There was a commitment to operate seven days a week from 8 a.m. until midnight. When will we know what the opening hours will be? Obviously, people need to plan. The health service does not run on a 24-hour cycle and it needs to plan in advance. The other hospitals will also need to know. When does the Minister believe we will know whether the opening hours will be as committed to, namely, from 8 a.m. until midnight seven days a week, or, as I suspect, office hours and only five days a week? I sincerely hope I am proved wrong on that but I do not have confidence at this stage. The Minister might tell me how many of the ten posts are whole-time equivalent and how many are coming from other hospitals.

I expect we are likely to know in the month of June but I will confirm that with Children’s Health Ireland and write to the Deputy. The Deputy is entirely correct that this requires a lot of planning.
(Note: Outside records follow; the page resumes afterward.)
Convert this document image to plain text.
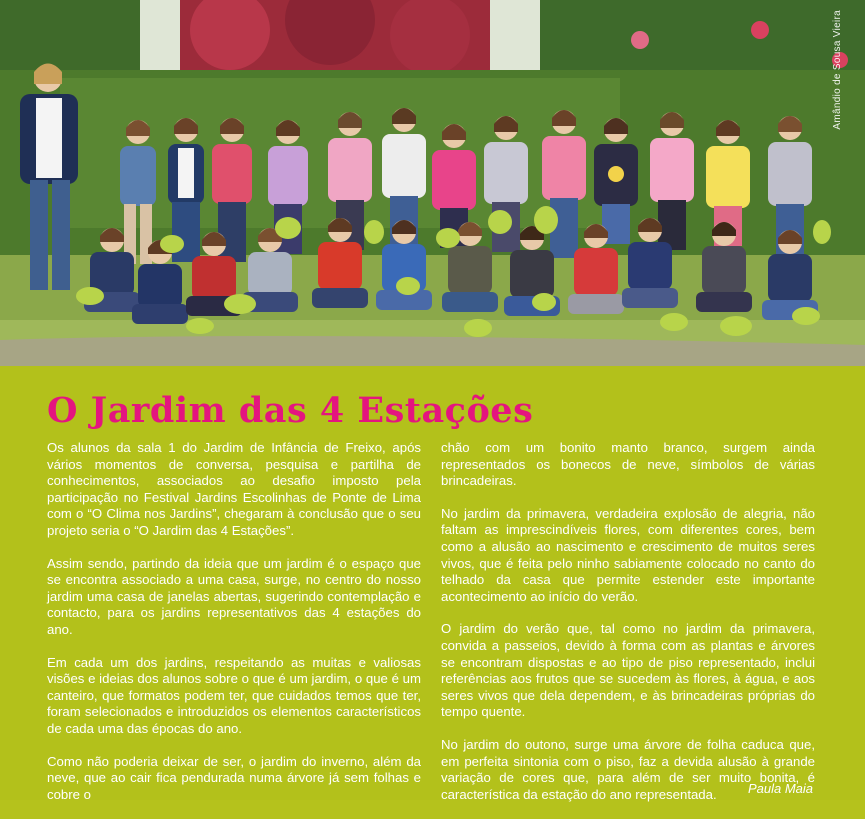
Amândio de Sousa Vieira
O Jardim das 4 Estações

Os alunos da sala 1 do Jardim de Infância de Freixo, após vários momentos de conversa, pesquisa e partilha de conhecimentos, associados ao desafio imposto pela participação no Festival Jardins Escolinhas de Ponte de Lima com o “O Clima nos Jardins”, chegaram à conclusão que o seu projeto seria o “O Jardim das 4 Estações”.

Assim sendo, partindo da ideia que um jardim é o espaço que se encontra associado a uma casa, surge, no centro do nosso jardim uma casa de janelas abertas, sugerindo contemplação e contacto, para os jardins representativos das 4 estações do ano.

Em cada um dos jardins, respeitando as muitas e valiosas visões e ideias dos alunos sobre o que é um jardim, o que é um canteiro, que formatos podem ter, que cuidados temos que ter, foram selecionados e introduzidos os elementos característicos de cada uma das épocas do ano.

Como não poderia deixar de ser, o jardim do inverno, além da neve, que ao cair fica pendurada numa árvore já sem folhas e cobre o

chão com um bonito manto branco, surgem ainda representados os bonecos de neve, símbolos de várias brincadeiras.

No jardim da primavera, verdadeira explosão de alegria, não faltam as imprescindíveis flores, com diferentes cores, bem como a alusão ao nascimento e crescimento de muitos seres vivos, que é feita pelo ninho sabiamente colocado no canto do telhado da casa que permite estender este importante acontecimento ao início do verão.

O jardim do verão que, tal como no jardim da primavera, convida a passeios, devido à forma com as plantas e árvores se encontram dispostas e ao tipo de piso representado, inclui referências aos frutos que se sucedem às flores, à água, e aos seres vivos que dela dependem, e às brincadeiras próprias do tempo quente.

No jardim do outono, surge uma árvore de folha caduca que, em perfeita sintonia com o piso, faz a devida alusão à grande variação de cores que, para além de ser muito bonita, é característica da estação do ano representada.	Paula Maia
I make the point that, thanks to the legislation passed in this House, which the Deputy co-operated on and supported, we now have Children's Health Ireland, which is one hospital structure, albeit operating over three facilities, so there is already joined-up thinking.

There is one chief executive officer for Children's Health Ireland, which takes in Crumlin and Temple Street hospitals, as well as the paediatrics aspect of Tallaght Hospital and that helps significantly with the planning. Often when a new facility is opened there are a number of hours on day one and, a couple of weeks or months later. Those hours have been expanded. That is a matter for Children's Health Ireland to decide as the statutory board with responsibility for children's health in Ireland and it will make that known as soon as its plans are finalised.

I am satisfied, based on what I have been told, that there is serious additionality here for children. We are talking about 3,600 additional fracture orthopaedic appointments and 2,750 general paediatric outpatient appointments for our children in Connolly Hospital between July and December as a result of this new facility. We have had a lot of debate about the cost of the new children's hospital and this is a really tangible example of the benefit. I will check for the Deputy where those ten consultant posts have come from because I do not have that information available. I will write to her.

Question No. 5 answered with Question No. 3.